The Trump administration appears motivated in part by a desire to ensure the U.S. economy benefits, he said, as economic incentives are delivered to Iran.
The U.S. official said it serves U.S. interests "to get as much oil onto the market as we possibly can" to refill U.S. and global stocks and drive down prices.
But that does not explain why the U.S. gave so much for relatively few Iranian commitments on the nuclear file, Nephew said.
The Trump administration could have been looking for a way to rebuild trust for future talks, he said. "If you're trying to convince the Iranians that we're serious about doing the deal, it's not the worst idea to lean forward," to demonstrate seriousness by giving up more up-front than is necessary, he said. "I could see that as an argument, but the reality is that this is pretty concessional."

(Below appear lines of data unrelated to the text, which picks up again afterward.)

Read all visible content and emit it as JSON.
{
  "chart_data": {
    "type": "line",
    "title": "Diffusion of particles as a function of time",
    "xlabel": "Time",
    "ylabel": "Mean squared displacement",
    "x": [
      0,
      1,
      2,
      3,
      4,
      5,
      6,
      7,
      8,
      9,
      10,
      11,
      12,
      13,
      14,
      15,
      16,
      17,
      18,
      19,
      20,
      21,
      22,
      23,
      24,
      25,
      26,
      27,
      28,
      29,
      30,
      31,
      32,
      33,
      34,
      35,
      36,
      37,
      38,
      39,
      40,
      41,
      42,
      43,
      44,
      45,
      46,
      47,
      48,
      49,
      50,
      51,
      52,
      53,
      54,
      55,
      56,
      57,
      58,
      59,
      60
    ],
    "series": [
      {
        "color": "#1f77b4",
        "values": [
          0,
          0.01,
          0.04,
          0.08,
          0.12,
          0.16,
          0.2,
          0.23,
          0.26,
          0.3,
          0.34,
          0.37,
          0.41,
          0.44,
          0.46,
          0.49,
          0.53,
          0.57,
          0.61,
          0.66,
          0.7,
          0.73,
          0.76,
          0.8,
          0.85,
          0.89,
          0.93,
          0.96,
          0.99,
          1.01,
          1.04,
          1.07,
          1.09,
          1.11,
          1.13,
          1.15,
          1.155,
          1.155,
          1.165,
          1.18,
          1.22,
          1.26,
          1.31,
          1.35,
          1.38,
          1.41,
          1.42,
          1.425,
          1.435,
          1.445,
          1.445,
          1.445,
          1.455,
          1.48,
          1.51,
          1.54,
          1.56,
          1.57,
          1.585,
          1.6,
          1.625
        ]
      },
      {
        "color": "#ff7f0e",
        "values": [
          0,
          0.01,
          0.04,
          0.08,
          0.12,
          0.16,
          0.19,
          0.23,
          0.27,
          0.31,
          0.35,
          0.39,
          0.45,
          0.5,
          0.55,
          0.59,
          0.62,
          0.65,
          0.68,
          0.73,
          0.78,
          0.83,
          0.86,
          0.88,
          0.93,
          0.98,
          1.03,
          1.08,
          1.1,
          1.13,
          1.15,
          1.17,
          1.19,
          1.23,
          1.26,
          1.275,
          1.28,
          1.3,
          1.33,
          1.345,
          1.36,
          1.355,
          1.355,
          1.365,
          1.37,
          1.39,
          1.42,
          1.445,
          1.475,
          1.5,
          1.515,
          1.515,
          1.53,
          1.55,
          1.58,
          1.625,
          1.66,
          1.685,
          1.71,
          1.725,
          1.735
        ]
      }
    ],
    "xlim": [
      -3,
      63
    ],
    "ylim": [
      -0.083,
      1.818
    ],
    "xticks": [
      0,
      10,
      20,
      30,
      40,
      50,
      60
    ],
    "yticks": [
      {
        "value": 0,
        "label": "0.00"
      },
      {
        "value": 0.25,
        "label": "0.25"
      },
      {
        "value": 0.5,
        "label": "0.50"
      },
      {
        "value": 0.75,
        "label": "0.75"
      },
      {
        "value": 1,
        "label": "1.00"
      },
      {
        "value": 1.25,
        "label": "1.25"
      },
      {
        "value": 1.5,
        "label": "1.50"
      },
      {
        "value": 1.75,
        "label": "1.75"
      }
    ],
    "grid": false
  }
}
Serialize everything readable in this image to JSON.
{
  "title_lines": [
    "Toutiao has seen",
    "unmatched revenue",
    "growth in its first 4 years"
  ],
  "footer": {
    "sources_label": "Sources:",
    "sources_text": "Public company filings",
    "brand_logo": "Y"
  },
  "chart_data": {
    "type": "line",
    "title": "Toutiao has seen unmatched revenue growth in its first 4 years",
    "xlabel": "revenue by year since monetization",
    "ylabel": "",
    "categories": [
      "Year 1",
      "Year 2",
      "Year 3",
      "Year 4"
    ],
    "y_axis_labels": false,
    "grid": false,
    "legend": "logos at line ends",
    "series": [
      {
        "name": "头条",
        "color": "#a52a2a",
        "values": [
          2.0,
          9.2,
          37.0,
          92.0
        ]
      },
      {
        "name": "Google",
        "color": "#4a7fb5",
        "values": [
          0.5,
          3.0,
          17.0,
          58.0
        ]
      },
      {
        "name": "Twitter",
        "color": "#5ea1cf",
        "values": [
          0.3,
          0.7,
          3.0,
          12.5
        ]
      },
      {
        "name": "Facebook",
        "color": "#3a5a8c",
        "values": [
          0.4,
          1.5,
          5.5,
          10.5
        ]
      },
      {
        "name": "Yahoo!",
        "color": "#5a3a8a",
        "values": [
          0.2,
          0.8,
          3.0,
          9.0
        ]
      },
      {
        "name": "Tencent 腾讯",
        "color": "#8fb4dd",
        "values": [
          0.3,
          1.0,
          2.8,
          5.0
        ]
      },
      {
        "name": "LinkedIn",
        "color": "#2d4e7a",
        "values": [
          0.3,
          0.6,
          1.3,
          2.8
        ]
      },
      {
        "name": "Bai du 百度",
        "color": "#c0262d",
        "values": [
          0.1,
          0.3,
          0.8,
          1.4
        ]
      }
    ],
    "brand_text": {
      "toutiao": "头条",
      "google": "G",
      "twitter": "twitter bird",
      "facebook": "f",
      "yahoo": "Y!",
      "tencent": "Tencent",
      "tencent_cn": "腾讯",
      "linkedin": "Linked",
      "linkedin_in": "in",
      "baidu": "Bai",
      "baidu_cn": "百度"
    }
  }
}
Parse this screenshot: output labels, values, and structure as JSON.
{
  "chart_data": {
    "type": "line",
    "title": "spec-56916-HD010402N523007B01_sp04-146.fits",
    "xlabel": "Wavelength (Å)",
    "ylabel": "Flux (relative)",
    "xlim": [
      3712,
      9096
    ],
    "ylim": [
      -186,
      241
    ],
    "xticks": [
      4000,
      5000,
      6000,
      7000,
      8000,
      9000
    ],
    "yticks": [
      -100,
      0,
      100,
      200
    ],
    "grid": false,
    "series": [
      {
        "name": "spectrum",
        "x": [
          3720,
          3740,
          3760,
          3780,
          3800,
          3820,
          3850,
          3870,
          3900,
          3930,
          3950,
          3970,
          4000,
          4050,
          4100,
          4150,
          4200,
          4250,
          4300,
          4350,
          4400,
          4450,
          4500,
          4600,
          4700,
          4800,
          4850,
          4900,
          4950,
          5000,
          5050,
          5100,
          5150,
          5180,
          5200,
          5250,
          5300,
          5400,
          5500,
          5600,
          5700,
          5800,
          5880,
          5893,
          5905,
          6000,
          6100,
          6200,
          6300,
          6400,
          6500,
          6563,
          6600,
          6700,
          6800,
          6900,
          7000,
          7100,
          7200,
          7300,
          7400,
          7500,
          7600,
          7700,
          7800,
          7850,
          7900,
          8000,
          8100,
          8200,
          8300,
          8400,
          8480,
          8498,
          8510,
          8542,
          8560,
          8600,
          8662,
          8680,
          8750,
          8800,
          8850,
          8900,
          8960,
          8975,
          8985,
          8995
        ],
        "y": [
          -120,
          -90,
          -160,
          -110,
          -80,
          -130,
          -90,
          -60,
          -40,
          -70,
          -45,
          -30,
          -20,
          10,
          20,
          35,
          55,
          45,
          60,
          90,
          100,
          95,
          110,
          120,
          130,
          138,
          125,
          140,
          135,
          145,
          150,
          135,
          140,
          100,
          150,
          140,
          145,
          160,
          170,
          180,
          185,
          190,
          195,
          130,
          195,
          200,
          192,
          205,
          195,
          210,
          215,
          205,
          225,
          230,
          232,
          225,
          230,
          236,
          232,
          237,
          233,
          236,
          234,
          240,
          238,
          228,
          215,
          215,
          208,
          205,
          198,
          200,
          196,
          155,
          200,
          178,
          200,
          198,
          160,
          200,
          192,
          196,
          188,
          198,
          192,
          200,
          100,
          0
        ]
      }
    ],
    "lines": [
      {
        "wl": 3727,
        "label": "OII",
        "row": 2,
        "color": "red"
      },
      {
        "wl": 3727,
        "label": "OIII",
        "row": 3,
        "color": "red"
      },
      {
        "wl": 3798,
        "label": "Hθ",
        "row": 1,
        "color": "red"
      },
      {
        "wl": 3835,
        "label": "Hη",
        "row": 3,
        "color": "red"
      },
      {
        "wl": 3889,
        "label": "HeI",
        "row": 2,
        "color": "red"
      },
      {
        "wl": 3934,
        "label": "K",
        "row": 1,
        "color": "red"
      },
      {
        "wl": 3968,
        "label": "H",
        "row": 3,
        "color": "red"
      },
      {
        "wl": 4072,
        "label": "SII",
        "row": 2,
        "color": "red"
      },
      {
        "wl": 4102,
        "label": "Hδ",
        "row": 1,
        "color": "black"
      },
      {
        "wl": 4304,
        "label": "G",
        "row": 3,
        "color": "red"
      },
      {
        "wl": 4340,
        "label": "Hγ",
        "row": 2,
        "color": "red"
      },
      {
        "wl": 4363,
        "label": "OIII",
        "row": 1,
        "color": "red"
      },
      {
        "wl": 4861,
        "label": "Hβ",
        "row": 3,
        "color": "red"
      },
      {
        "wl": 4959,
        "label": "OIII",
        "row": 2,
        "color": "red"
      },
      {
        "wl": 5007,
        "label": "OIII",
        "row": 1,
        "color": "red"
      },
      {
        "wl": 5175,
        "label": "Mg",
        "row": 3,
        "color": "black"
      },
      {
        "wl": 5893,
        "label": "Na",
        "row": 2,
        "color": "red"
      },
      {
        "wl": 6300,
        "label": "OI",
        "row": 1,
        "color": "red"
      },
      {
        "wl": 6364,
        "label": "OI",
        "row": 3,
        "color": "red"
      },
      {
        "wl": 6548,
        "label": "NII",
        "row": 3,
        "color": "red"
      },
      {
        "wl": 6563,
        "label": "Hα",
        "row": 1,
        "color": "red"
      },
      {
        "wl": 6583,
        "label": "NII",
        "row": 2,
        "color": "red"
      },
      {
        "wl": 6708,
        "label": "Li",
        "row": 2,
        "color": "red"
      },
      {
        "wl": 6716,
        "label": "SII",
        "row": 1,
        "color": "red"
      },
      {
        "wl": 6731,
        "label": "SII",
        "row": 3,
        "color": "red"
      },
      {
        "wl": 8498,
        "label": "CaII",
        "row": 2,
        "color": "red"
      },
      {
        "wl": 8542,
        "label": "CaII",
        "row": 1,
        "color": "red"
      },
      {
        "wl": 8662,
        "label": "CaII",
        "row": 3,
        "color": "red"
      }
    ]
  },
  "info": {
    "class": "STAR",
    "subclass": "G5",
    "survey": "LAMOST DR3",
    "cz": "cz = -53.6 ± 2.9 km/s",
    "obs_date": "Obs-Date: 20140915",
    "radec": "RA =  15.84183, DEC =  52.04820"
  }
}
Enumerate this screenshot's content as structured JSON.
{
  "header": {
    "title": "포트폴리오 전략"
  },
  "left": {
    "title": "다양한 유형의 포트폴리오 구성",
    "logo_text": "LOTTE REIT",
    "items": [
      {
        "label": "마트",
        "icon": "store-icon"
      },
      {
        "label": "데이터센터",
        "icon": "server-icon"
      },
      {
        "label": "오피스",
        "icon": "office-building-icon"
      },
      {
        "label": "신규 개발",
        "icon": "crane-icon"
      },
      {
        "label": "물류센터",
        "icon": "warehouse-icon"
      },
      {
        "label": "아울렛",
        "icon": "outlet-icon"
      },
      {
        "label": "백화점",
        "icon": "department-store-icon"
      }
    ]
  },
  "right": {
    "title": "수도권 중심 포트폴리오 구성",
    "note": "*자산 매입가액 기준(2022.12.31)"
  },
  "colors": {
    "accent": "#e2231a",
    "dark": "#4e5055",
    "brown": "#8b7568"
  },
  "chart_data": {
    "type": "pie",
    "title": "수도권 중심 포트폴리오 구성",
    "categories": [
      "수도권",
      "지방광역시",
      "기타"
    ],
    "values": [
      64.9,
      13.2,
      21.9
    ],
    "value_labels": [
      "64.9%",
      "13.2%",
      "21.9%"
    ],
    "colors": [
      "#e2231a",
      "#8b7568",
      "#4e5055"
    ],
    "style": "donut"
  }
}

Big economic incentives are critical for Iran's leadership domestically, according to Alex Vatanka, the founding director of the Iran program at the Middle East Institute, a Washington think tank.
Ultra-hard-liners in Iran are against any kind of engagement with the United States and since the deal was signed, a handful of protests have broken out denouncing the talks.
For some Iranians, even engaging in the talks, especially before Iran has had the opportunity to bury Ayatollah Ali Khamenei, the nation's late supreme leader, was a major concession that signals just how badly Tehran needs economic relief, Vatanka said.
"They needed to sit down with the devil himself - in this case Trump from their perspective - not because they like Trump, but because the survival of the regime is best secured through the deal," he said.